In a STOSA organization, the team that owns a service is ultimately 100% responsible for all aspects of that service. That team might depend on other teams for assistance (such as an operations team for hardware), but ultimately the owning team is responsible for the service
This includes the following, specifically:
API design
The design, implementation, testing, and version management of all APIs, internal and external, that the service exposes.
Service development
The design, implementation, and testing of the service’s business logic and business responsibilities.
Data
The management of all data the service owns and maintains, its representation and schema, access patterns, and lifecycle.
Deployments
The process of determining when and if a service update is required, and the deployment of new software to the service, including verification and rollback of all service nodes and the availability of the service during the deployment.
Deployment windows
When it is safe and when it is not safe to deploy. This includes enforcing company/product- wide blackouts as well as service-specific windows.

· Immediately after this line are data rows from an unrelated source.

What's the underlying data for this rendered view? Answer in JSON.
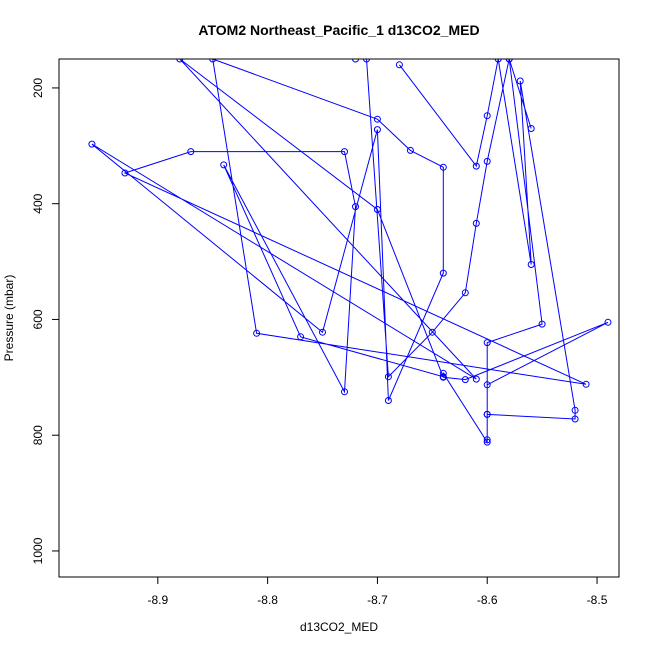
{
  "chart_data": {
    "type": "line",
    "title": "ATOM2 Northeast_Pacific_1 d13CO2_MED",
    "xlabel": "d13CO2_MED",
    "ylabel": "Pressure (mbar)",
    "xlim": [
      -8.99,
      -8.48
    ],
    "ylim": [
      1045,
      150
    ],
    "y_reversed": true,
    "xticks": [
      -8.9,
      -8.8,
      -8.7,
      -8.6,
      -8.5
    ],
    "xtick_labels": [
      "-8.9",
      "-8.8",
      "-8.7",
      "-8.6",
      "-8.5"
    ],
    "yticks": [
      200,
      400,
      600,
      800,
      1000
    ],
    "ytick_labels": [
      "200",
      "400",
      "600",
      "800",
      "1000"
    ],
    "grid": false,
    "markers": "open-circle",
    "series": [
      {
        "color": "#0000ff",
        "x": [
          -8.68,
          -8.61,
          -8.6,
          -8.59,
          -8.56,
          -8.57,
          -8.52,
          -8.52,
          -8.6,
          -8.6,
          -8.49,
          -8.62,
          -8.64,
          -8.7,
          -8.88,
          -8.61,
          -8.96,
          -8.75,
          -8.7,
          -8.69,
          -8.64,
          -8.64,
          -8.67,
          -8.7,
          -8.85,
          -8.81,
          -8.51,
          -8.93,
          -8.87,
          -8.73,
          -8.72,
          -8.73,
          -8.84,
          -8.77,
          -8.64,
          -8.64,
          -8.6,
          -8.6,
          -8.6,
          -8.6,
          -8.55,
          -8.58,
          -8.56,
          -8.58,
          -8.6,
          -8.61,
          -8.62,
          -8.65,
          -8.69,
          -8.71,
          -8.72
        ],
        "y": [
          160,
          335,
          248,
          150,
          505,
          188,
          757,
          772,
          764,
          713,
          605,
          704,
          700,
          410,
          150,
          703,
          297,
          622,
          272,
          740,
          520,
          337,
          308,
          254,
          150,
          624,
          712,
          347,
          310,
          310,
          405,
          725,
          333,
          630,
          699,
          693,
          812,
          808,
          764,
          640,
          608,
          150,
          270,
          150,
          327,
          434,
          554,
          622,
          699,
          150,
          150
        ]
      }
    ]
  }
}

Production Infrastructure changes
All production infrastructure changes needed by the service (such as load balancer settings and system tuning).
Environments
Managing the production environment, along with all development, staging, and pre- production deployment environments for the service.
Service SLAs
Negotating, setting, and monitoring SLAs, along with the responsibility of keeping the service operating within those SLAs.
Monitoring
Ensuring that monitoring is set up and managed for all appropriate aspects of the service, including monitoring service SLAs. It also is responsible for reviewing the monitoring on a regular and consistent basis.
Incident response
Ensuring that pager notifications are generated when the system begins to function out of specification. Providing oncall rotation and pager management, as necessary, to make sure someone from the team is available to handle incidents. Handling incidents within prescribed SLA boundaries for incident responsiveness.
Reporting
Internal reporting to other teams (consumers and dependencies) as well as management reporting on the operational health of the service.
Shared Infrastructure
Often, some of the above aspects are not handled directly by the owning team, but are the responsibility of a shared infrastructure, tools or operations team. Even in these cases where aspects are handled by other core teams, it is ultimately the service owner’s responsibility to make sure the activities are handled to the level required for them to meet their SLAs and customer expectations.
The following items often are handled by shared teams on behalf of the owning team:
Servers/hardware
All hardware and infrastructure needed to run the hardware for production and all supporting environments. This is often provided by an operations team, or may be provided by a cloud provider, or both.
Tooling
Various tooling required by the owning team is often centrally owned and managed. This can include deployment tools, compiling and code management tools, monitoring tools, oncall and incident response tools, and reporting tools.
Databases
The hardware and database applications used to store the data used by the service is often managed by a central team. However, the data itself, the data schema, and the use of the data, is always managed by the owning team.